Tuesday, July 26, 2011

Bluegrass and Jazz Bands, With More in Common Than You’d Think

Michelle V. Agins/The New York Times

Del McCoury’s bluegrass group and the Preservation Hall Jazz Band did the proper adult thing on Wednesday night: they resolved their differences, surrounded by expensive claret.

On “American Legacies” (McCoury Music), their recent joint album, they’ve explicitly made their traditions melt together. This is an old story. Louis Armstrong did it with Jimmie Rodgers; Wynton Marsalis did it with Willie Nelson. The pairing is not a stretch, though it can seem to be. For the first half of the 20th century bands from putatively different traditions implicitly understood their common origins and points of crossover. And their repertories overlapped. Type in the song title “Corrine, Corrina” on YouTube and you’ll get Red Nichols’s jazz version, Bo Carter’s string-band blues version, and various shades of country into rock ’n’ roll from the Collins Kids, Ray Peterson, Brooks & Dunn, Big Joe Turner, and Jerry Lee Lewis.

Or you could do the same with “Milenberg Joys,” which the combined bands played near the end of their set at City Winery on Wednesday. It’s a song that Mr. McCoury — raised in the Black Mountain region of North Carolina — knew because he used to play it in Bill Monroe’s band, and the jazz group knew because Jelly Roll Morton wrote it. (The dynastic Preservation Hall band, from New Orleans, was founded in 1961 by Allan and Sandra Jaffe, parents of its current tuba player and director, Ben Jaffe; it has no original members, but the current lineup is full of familial and professional ties to the group’s past.) In that song, and in a few other places, the musicians did right by the audience: they made music subtly pan across the stage, from one band to another, so you could hear the difference in rhythmic temperament, whether in grooves or in solos.

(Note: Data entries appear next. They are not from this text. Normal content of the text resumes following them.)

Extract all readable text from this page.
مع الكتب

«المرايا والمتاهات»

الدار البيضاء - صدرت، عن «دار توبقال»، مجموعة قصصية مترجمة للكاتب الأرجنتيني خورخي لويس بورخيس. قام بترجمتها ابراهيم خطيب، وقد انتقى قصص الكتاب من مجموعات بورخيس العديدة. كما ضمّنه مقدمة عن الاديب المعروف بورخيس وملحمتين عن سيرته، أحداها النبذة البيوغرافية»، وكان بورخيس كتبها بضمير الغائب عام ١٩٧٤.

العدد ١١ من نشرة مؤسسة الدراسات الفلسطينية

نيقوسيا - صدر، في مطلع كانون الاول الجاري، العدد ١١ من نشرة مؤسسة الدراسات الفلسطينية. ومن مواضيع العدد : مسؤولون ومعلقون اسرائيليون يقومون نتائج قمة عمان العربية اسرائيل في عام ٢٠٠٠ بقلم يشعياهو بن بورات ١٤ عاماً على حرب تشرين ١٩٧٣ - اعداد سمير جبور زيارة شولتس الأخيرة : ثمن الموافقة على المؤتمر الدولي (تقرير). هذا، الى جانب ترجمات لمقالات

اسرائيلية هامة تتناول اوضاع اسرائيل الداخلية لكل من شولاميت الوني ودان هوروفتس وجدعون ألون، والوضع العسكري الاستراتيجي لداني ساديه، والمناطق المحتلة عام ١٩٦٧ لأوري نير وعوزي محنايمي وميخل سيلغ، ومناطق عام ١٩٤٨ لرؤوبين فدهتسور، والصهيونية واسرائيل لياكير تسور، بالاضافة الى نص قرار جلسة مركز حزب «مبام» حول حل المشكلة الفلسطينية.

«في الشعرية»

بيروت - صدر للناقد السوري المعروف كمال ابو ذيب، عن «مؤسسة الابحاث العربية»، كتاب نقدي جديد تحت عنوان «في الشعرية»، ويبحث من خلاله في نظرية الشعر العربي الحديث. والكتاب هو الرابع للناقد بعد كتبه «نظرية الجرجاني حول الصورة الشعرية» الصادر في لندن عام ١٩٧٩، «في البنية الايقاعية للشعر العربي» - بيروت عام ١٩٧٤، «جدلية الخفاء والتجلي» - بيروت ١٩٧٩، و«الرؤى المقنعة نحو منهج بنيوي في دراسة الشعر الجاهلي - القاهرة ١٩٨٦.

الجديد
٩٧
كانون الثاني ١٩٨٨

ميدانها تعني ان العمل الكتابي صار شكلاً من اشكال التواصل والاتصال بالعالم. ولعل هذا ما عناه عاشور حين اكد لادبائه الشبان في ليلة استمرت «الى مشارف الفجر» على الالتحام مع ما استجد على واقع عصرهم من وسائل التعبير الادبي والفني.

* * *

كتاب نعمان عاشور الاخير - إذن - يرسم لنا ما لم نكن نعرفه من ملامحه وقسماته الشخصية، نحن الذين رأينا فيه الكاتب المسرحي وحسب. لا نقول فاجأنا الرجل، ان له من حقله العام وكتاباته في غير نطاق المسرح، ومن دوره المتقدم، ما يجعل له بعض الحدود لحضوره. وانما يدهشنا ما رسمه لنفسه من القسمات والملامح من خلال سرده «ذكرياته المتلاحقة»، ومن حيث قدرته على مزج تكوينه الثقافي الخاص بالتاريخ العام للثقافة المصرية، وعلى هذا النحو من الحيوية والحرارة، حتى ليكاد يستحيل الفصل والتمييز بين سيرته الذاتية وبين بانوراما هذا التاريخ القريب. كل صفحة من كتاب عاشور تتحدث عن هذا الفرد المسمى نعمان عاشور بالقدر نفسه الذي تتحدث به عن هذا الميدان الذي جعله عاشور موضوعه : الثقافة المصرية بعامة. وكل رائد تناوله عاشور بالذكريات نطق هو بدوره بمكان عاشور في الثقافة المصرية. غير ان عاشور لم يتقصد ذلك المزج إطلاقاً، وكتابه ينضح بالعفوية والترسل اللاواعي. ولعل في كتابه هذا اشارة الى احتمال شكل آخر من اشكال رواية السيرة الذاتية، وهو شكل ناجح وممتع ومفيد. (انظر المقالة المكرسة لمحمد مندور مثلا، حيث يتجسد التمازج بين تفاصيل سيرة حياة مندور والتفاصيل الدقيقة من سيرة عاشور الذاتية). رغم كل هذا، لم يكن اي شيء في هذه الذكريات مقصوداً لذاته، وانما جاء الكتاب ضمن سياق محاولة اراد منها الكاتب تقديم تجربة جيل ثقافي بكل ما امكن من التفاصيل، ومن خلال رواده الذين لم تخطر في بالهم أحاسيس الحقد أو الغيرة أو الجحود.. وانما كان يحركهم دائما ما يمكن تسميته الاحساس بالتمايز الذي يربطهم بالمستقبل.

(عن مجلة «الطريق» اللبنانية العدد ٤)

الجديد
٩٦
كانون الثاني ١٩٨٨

At full strength 12 musicians stood onstage, jazz guys to the left, bluegrass to the right. The Preservation Hall band used funk and parade beats and slid into the beginning of each bar, making the “one” indistinct; by contrast, Mr. McCoury’s group bit down hard on it.

Although Mr. McCoury filled half the set with his high, clean, no-nonsense voice, there was a lot more Preservation Hall in the mix; trumpet, trombone, saxophone and tuba walked all over guitar, banjo, mandolin and string bass. (The singing styles of the Preservation Hall musicians — the trumpeter Mark Braud and the saxophonist Clint Maedgen — take up more space than Mr. McCoury, through various shades of showiness.) And the Preservation Hall band’s strong drummer, Joe Lastie, stamped an irrefutable, seductive groove deep into each song.

There were lessons and discoveries in all of that, but you wouldn’t want to overthink it; the music was too amiable and easy to like.